Geospatial researchers often spend much time wrangling data in their workflows. These data wrangling processes are typically ad-hoc, involving a mix of desktop, interactive computing, and HPC tools, requiring data to be transferred from one platform to another. Notwithstanding the time spent away from doing research, these processes become hard to maintain amidst research group turnovers, ultimately affecting research reproducibility. GeoEDF is designed to address these challenges by enabling researchers to conceive their workflows as an abstract sequence of data acquisition and processing operations. Reusable workflow building blocks (namely, data connectors and data processors) implement suitably generalized data acquisition and processing operations that can be composed into concrete workflows. The GeoEDF workflow engine plans and executes these workflows in HPC environments, abstracting away the complexities of intermediate data transfer, HPC job scheduling, and parallelization.

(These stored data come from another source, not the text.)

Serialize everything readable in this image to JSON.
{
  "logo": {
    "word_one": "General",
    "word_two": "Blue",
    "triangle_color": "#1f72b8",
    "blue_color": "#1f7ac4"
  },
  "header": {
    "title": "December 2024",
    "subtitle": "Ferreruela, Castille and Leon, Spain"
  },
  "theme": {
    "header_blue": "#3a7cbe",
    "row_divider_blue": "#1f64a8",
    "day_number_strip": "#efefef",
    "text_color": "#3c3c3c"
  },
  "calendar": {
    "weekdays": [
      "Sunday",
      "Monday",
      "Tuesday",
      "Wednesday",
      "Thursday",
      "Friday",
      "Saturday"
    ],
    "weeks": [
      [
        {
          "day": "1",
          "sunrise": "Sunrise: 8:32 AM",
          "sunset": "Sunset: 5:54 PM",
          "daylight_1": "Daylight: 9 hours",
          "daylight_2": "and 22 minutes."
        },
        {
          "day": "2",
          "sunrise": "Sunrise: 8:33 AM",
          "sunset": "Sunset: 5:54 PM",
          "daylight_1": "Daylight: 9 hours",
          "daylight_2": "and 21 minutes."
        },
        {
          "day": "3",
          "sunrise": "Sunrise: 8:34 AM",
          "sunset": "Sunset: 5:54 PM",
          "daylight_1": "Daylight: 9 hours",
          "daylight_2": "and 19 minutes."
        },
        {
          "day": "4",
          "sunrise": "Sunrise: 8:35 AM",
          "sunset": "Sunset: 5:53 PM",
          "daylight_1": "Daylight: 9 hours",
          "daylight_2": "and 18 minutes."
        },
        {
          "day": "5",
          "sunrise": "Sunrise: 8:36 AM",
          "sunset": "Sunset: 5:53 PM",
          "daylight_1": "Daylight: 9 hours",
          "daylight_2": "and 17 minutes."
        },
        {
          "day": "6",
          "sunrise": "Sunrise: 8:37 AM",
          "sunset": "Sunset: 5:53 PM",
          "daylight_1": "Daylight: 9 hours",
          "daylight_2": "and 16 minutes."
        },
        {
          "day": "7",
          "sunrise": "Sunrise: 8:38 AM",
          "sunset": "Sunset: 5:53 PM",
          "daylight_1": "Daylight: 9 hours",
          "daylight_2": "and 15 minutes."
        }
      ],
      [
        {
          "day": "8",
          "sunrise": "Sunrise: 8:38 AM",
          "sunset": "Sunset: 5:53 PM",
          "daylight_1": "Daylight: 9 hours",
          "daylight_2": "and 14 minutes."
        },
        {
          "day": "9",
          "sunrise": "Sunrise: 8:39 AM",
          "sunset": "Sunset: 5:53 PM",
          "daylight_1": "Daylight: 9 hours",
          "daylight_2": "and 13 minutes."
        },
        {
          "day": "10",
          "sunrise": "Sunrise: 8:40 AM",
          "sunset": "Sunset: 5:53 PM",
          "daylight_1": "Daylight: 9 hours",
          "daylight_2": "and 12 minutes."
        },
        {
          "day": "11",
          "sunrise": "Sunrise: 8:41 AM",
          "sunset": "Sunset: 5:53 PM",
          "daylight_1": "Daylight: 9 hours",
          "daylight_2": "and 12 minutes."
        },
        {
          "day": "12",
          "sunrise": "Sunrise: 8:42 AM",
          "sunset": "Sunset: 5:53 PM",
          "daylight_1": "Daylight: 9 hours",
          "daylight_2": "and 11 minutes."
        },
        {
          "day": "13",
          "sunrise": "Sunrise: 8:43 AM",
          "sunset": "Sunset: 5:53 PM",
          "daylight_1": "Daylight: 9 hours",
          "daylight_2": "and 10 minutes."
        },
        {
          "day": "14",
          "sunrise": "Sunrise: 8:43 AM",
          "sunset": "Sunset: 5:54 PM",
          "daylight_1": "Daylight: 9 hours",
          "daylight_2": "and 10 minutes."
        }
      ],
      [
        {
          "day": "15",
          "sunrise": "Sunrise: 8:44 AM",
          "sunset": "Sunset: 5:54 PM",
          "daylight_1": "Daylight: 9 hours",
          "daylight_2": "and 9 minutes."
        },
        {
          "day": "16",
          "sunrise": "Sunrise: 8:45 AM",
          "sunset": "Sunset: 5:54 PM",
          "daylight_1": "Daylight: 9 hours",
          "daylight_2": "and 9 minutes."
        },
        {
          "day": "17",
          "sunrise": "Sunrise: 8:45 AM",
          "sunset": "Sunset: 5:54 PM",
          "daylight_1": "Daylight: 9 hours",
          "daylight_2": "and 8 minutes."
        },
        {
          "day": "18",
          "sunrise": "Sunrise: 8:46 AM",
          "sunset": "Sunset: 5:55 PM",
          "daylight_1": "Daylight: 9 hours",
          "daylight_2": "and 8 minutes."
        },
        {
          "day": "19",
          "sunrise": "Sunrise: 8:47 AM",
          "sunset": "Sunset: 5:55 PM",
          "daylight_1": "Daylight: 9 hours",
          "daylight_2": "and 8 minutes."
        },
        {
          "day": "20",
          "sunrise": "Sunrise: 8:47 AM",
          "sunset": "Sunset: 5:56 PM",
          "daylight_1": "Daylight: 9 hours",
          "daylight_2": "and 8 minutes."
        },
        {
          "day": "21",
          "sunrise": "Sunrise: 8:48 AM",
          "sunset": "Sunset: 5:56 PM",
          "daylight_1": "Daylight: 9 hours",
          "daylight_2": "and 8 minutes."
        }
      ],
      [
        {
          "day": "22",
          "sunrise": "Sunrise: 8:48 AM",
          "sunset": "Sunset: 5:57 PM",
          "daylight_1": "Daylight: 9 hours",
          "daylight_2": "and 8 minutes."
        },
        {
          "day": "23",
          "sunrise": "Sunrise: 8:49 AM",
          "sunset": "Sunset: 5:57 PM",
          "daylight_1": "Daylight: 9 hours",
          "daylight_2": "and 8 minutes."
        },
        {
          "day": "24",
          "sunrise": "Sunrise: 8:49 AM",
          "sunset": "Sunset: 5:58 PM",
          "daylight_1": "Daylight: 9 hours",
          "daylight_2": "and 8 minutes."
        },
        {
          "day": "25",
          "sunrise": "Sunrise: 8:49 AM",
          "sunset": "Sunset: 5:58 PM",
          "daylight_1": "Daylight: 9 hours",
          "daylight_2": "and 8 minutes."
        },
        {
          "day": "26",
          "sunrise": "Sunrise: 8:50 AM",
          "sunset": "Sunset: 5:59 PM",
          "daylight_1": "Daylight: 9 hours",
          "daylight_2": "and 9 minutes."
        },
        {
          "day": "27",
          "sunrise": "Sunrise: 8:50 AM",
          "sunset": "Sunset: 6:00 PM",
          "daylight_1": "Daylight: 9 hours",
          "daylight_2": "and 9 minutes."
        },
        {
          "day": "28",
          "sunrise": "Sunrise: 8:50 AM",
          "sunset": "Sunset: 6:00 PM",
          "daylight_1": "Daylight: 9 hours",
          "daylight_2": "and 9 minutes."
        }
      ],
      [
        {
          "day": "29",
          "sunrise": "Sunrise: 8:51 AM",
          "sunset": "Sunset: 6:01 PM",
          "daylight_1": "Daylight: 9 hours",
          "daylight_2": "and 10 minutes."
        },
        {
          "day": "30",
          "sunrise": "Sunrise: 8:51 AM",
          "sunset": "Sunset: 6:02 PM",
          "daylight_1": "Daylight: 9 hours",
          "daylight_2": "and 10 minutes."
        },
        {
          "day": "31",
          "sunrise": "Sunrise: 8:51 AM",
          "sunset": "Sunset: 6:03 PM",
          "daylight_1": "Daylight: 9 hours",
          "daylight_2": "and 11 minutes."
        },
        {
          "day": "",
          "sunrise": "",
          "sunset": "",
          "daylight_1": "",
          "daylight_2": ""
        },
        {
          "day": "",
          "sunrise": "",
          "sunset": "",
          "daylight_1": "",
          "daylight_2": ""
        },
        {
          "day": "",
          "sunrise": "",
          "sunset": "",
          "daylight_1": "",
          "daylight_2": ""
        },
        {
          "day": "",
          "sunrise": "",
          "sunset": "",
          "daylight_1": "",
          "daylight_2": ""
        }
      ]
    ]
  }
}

In this webinar, we will provide an overview of the GeoEDF project and its implementation, GeoEDF workflow syntax and semantics, and the cyberinfrastructure platforms that can currently be used to develop and execute GeoEDF workflows. We will demonstrate data connectors and processors through examples from I-GUIDE convergence science use cases and discuss GeoEDF integration pathways with other cyberinfrastructure platforms.

Speakers

Rajesh Kalyanam

Rajesh Kalyanam

Purdue University

He is a Research Scientist in the Scientific Solutions Group at the Rosen Center for Advanced Computing (RCAC), Purdue University. He leads and works on several federally funded projects at the intersection of advanced computing and science and engineering. Rajesh also has over 15 years of experience as a full-stack application developer and has worked on science gateway projects for a variety of domains, including geosciences, cybersecurity, communication, and anthropology. Rajesh currently serves as CoPI on five NSF-funded grants, including Anvil, a Category I capacity HPC system funded by the NSF in 2020 and operated by RCAC. He is the Software Architect for the GeoEDF workflow engine.